A. Justo antes de Su ascensión, Jesús dijo que el Evangelio comenzaría a ser predicado desde Jerusalén (Lucas 24:47; Hechos 1:6-8; cf. Isaías 2:3).

B. ¡Necesitamos considerar que debemos terminar lo que comenzó allí!

Exposición

I. En Jerusalén, el Evangelio comenzó a ser revelado en su plenitud.

A. Allí se reveló la evidencia de la resurrección de Jesús (Mateo 28:11-15; Hechos 1:3,22).

B. En Jerusalén se concedió el poder de Dios a los apóstoles (Hechos 1:8; 2:11-12; 3:12; 4:33).

C. Allí se comenzó a cumplir la promesa de Dios (Hechos 1:4; 2:38; Hebreos 11:39-40).
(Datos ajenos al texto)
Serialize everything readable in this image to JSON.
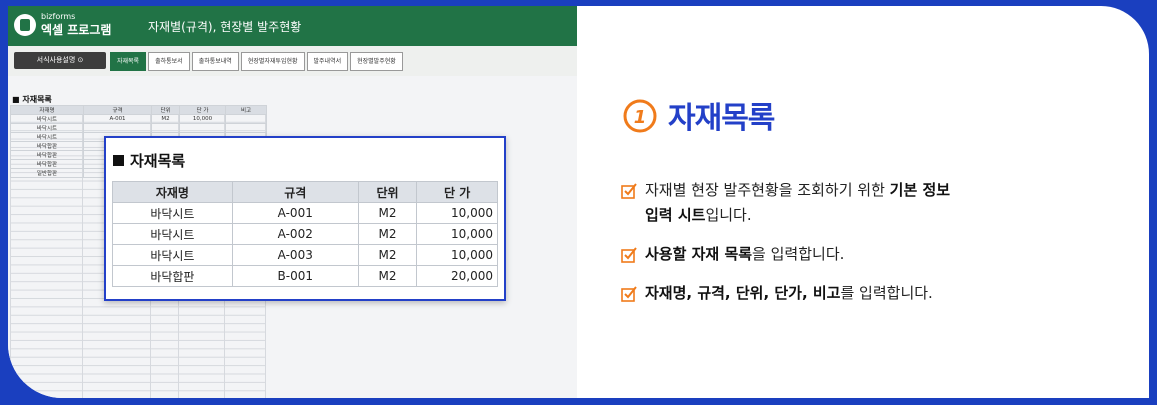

D. Allí comenzó la predicación del Evangelio (Lucas 24:47; Hechos 2:38; 4:20; 5:28).

E. La persecución de la iglesia también tuvo su comienzo en Jerusalén (Lucas 13:33-34; Hechos 5:40; 7:57-60; 9:1-2).

II. Lo que comenzó en Jerusalén todavía no ha llegado a su conclusión.

A. Todavía hay gran poder en el Evangelio de Cristo (Romanos 1:16; 2 Timoteo 3:14-17).

B. Debemos continuar predicando la Palabra de Dios (Romanos 10:15; 1 Corintios 1:20; 2 Timoteo 2:2).

C. El mundo continuará persiguiendo a los que están involucrados en la obra del Señor (Juan 15:18-25; Hechos 14:22; 2 Timoteo 3:12).

Conclusión

A. ¿Verán las generaciones futuras que nosotros continuamos el legado que comenzó en Jerusalén, o dirán que lo hemos abandonado?

B. Para 3,000 almas, una nueva vida comenzó en Jerusalén (Hechos 2). ¿Qué acerca de usted?